SPECIALE QP – Tradizione e sapori antichi: il gran finale del Calderone di San Giuseppe a Sannicandro

A Sannicandro di Bari torna protagonista una delle tradizioni più sentite del territorio: il Calderone di San Giuseppe, simbolo di condivisione, fede e identità contadina. La celebrazione è legata al culto del santo patrono, ma non solo.

Fulcro dell’evento sono i grandi calderoni, detti callareun, posti sui fuochi per ore, nei quali vengono cucinati lentamente fave e ceci aromatizzati con alloro. Un piatto semplice ma ricco di significato, che viene poi distribuito alla comunità insieme al vino locale, in un rituale collettivo che segna simbolicamente la fine dell’inverno e auspica prosperità per i raccolti futuri.

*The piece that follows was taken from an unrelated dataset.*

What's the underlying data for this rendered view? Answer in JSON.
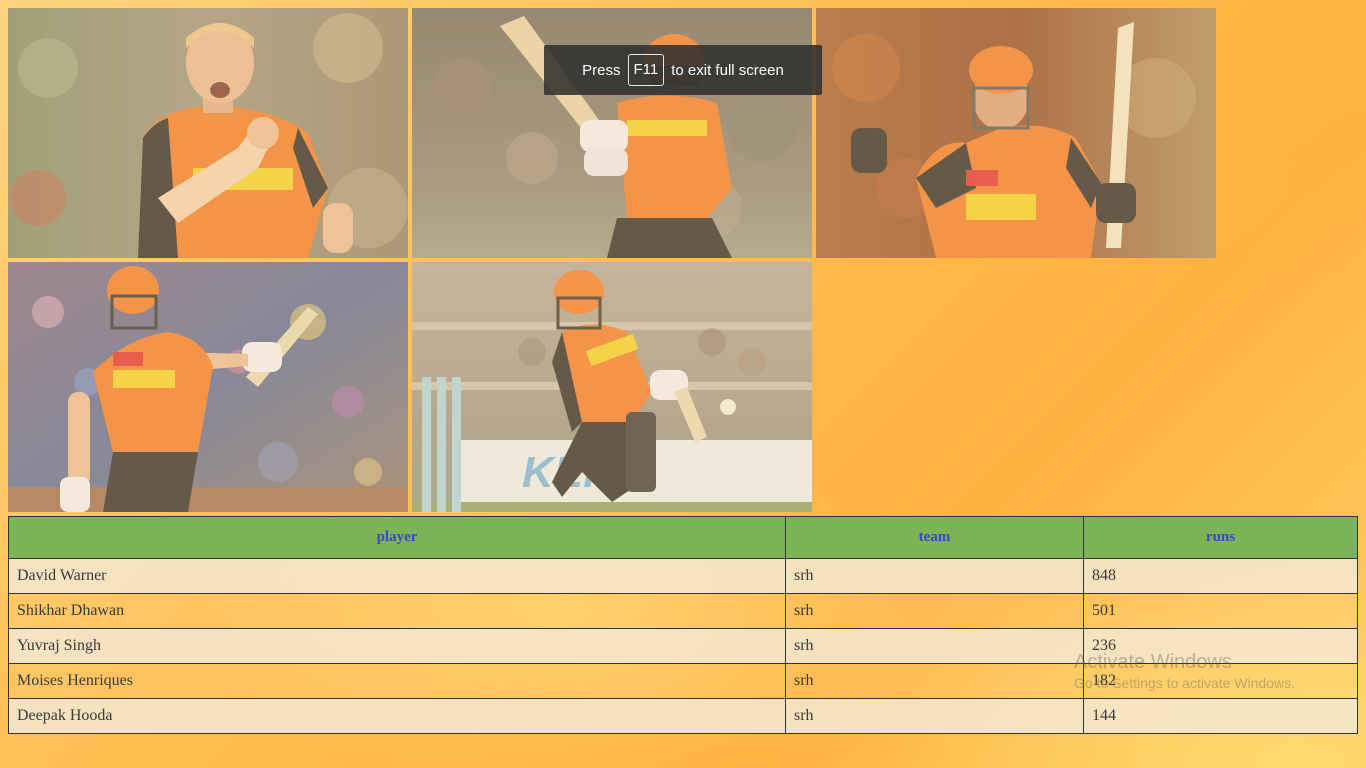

Anche la redazione di Quinto Potere ha preso parte all’iniziativa, partecipando inizialmente al convegno “OLIO EVO: L’ALIMENTO PIÙ BUONO PER LA TUA SALUTE”, ospitato presso il suggestivo Castello Normanno Svevo. Un momento di approfondimento dedicato alle proprietà benefiche dell’olio extravergine d’oliva, eccellenza del territorio e alleato prezioso per la salute.

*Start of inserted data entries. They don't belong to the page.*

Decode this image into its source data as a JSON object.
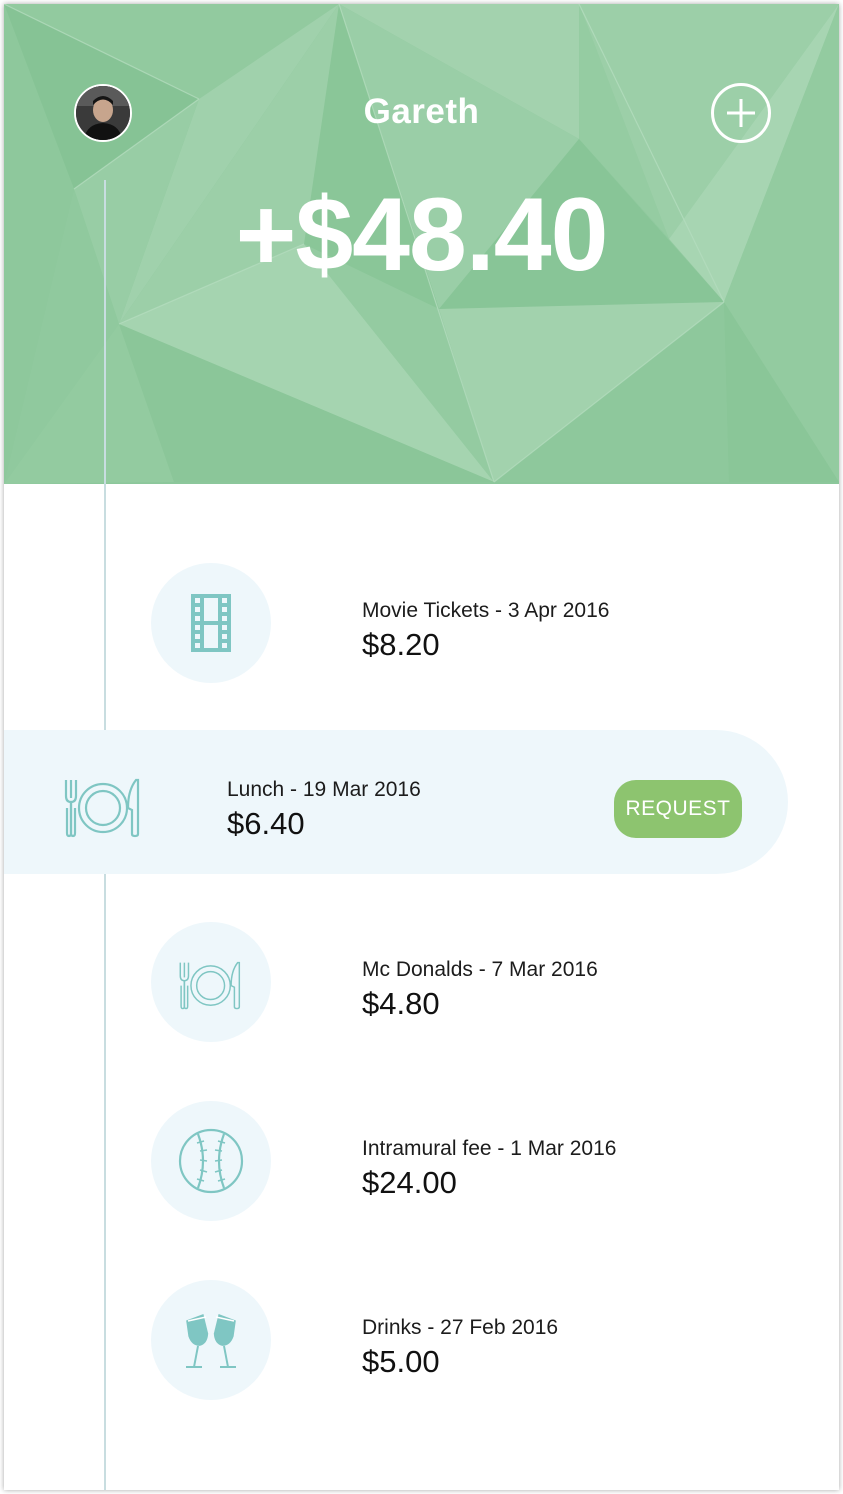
{
  "header": {
    "user_name": "Gareth",
    "balance": "+$48.40",
    "background_color": "#8cc79b",
    "add_icon": "plus-circle-icon",
    "avatar_icon": "avatar"
  },
  "transactions": [
    {
      "title": "Movie Tickets - 3 Apr 2016",
      "amount": "$8.20",
      "icon": "film-strip-icon"
    },
    {
      "title": "Lunch - 19 Mar 2016",
      "amount": "$6.40",
      "icon": "plate-cutlery-icon",
      "selected": true,
      "action_label": "REQUEST"
    },
    {
      "title": "Mc Donalds - 7 Mar 2016",
      "amount": "$4.80",
      "icon": "plate-cutlery-icon"
    },
    {
      "title": "Intramural fee - 1 Mar 2016",
      "amount": "$24.00",
      "icon": "baseball-icon"
    },
    {
      "title": "Drinks - 27 Feb 2016",
      "amount": "$5.00",
      "icon": "champagne-glasses-icon"
    }
  ],
  "colors": {
    "accent_green": "#8dc46f",
    "icon_teal": "#7fc6c3",
    "row_highlight": "#eef7fb"
  }
}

L’evento conclusivo si è tenuto nei giorni scorsi presso la cooperativa locale, con una serata all’insegna della convivialità e dello spettacolo. Ospite d’eccezione il comico pugliese Renato Ciardo, che ha intrattenuto il pubblico con la sua ironia coinvolgente.

Tra tradizione culinaria, divulgazione culturale e intrattenimento, il Calderone di San Giuseppe si conferma così un appuntamento imprescindibile per la comunità di Sannicandro di Bari, capace di coniugare passato e presente in un’unica, grande festa popolare.